On Letting Go

Moving to another country helped me come to a huge realization: my life is cluttered with things. I didn’t even realize how much I owned until I had to sit down and pick through my entire life, deciding what stays and what goes.

Earlier this year, I decided to take on living life with less. And I did cut down on my consumption. I even went through clothing and some of my belongings, but there were a lot of things I did not want to part with at the time, and even more things that I didn’t even consider to be cluttering my life, like kitchenwares and the old prom dresses shoved in the back of my closet. But when I had to really go through everything to clean out my apartment, I realized just how much I had overlooked in my quest to downsize my life.

Some items were easy to get rid of. I donated a lot of clothing and packed up boxes of possessions that I didn’t feel served me in my life. With others I had a harder time.

In moving to another country, the most difficult things I have had to part with were sentimental pieces that I had accumulated throughout the years from family, friends, and traveling. While there are a few things I have decided to hold on to, most of these possessions have found new homes. I couldn’t simply take these possessions to the Salvation Army or Goodwill. Instead, I took time to think about each piece: where it came from, who gave it to me, the stories and memories associated with it, and who those stories would resonate with. When I felt particularly moved by the thought of a specific object going to a certain person, I decided that would be who I gave it to. In every encounter of passing on a possession to a new person, the person was grateful, and often moved by the sentiment behind the object. Each time, I knew I made the right choice. This passing on of my possessions made it a lot easier to let go.

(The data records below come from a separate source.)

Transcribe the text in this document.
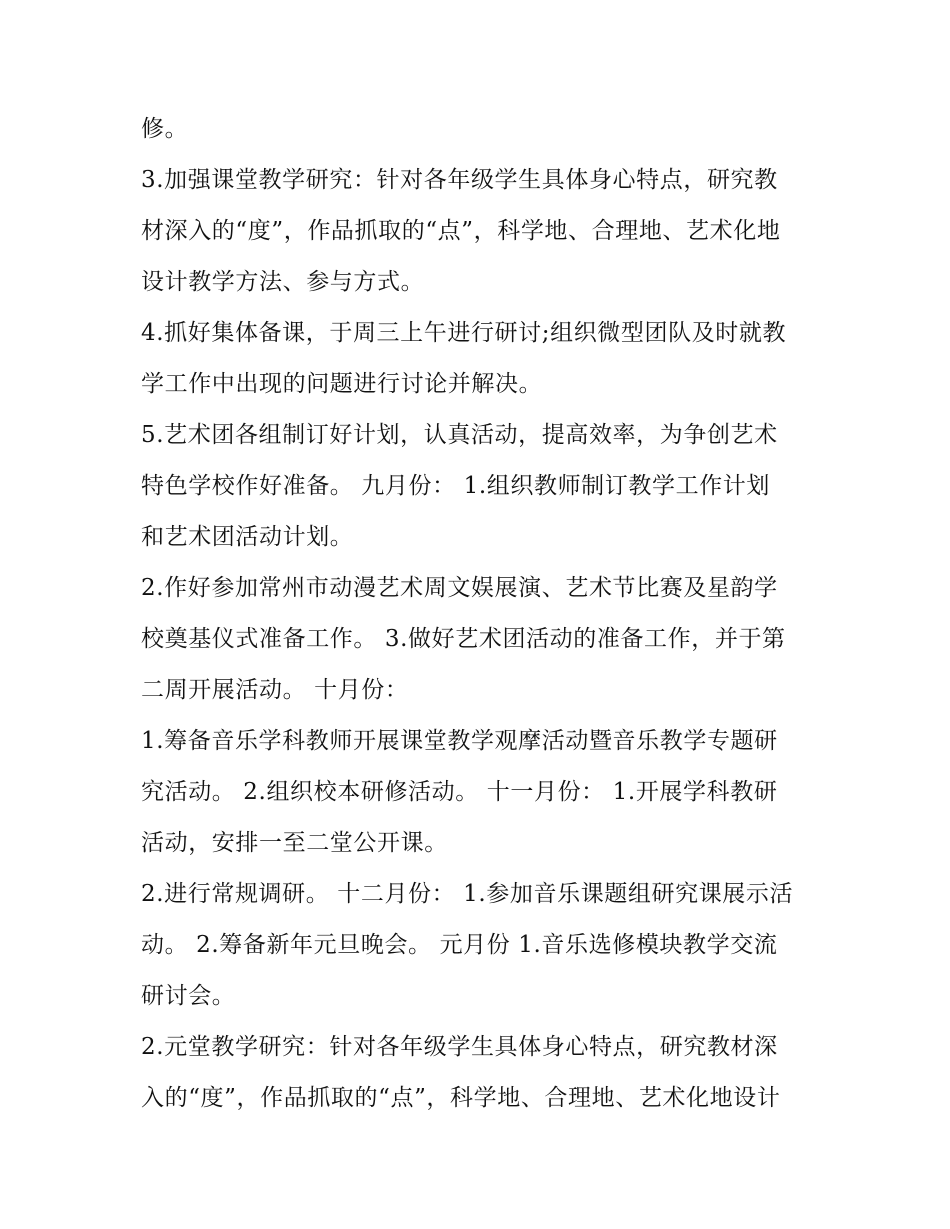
修。
3.加强课堂教学研究：针对各年级学生具体身心特点，研究教
材深入的“度”，作品抓取的“点”，科学地、合理地、艺术化地
设计教学方法、参与方式。
4.抓好集体备课，于周三上午进行研讨;组织微型团队及时就教
学工作中出现的问题进行讨论并解决。
5.艺术团各组制订好计划，认真活动，提高效率，为争创艺术
特色学校作好准备。 九月份： 1.组织教师制订教学工作计划
和艺术团活动计划。
2.作好参加常州市动漫艺术周文娱展演、艺术节比赛及星韵学
校奠基仪式准备工作。 3.做好艺术团活动的准备工作，并于第
二周开展活动。 十月份：
1.筹备音乐学科教师开展课堂教学观摩活动暨音乐教学专题研
究活动。 2.组织校本研修活动。 十一月份： 1.开展学科教研
活动，安排一至二堂公开课。
2.进行常规调研。 十二月份： 1.参加音乐课题组研究课展示活
动。 2.筹备新年元旦晚会。 元月份 1.音乐选修模块教学交流
研讨会。
2.元堂教学研究：针对各年级学生具体身心特点，研究教材深
入的“度”，作品抓取的“点”，科学地、合理地、艺术化地设计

With each item I purged from my life, I felt lighter. I didn’t realize how much these possessions were weighing me down until I had to consider their meaning, their use, and whether or not it would serve me as I move on from my life back home. I don’t know that I will ever accumulate so many possessions again. Now that I am living a more simple life, I feel like my life is more in line with what I really value– meaningful relationships, experiences, being an active participant in my life, rather than a passive one. So even though letting go has been difficult, the positive benefits of truly minimizing my life have been far greater than any sadness I have felt in getting rid of everything I have accumulated. Because at the end of the day, the whole of my possessions does not represent how well I lived my life. Rather my stories, experiences, memories, and the people I have shared them with are the true measure of a well-lived life.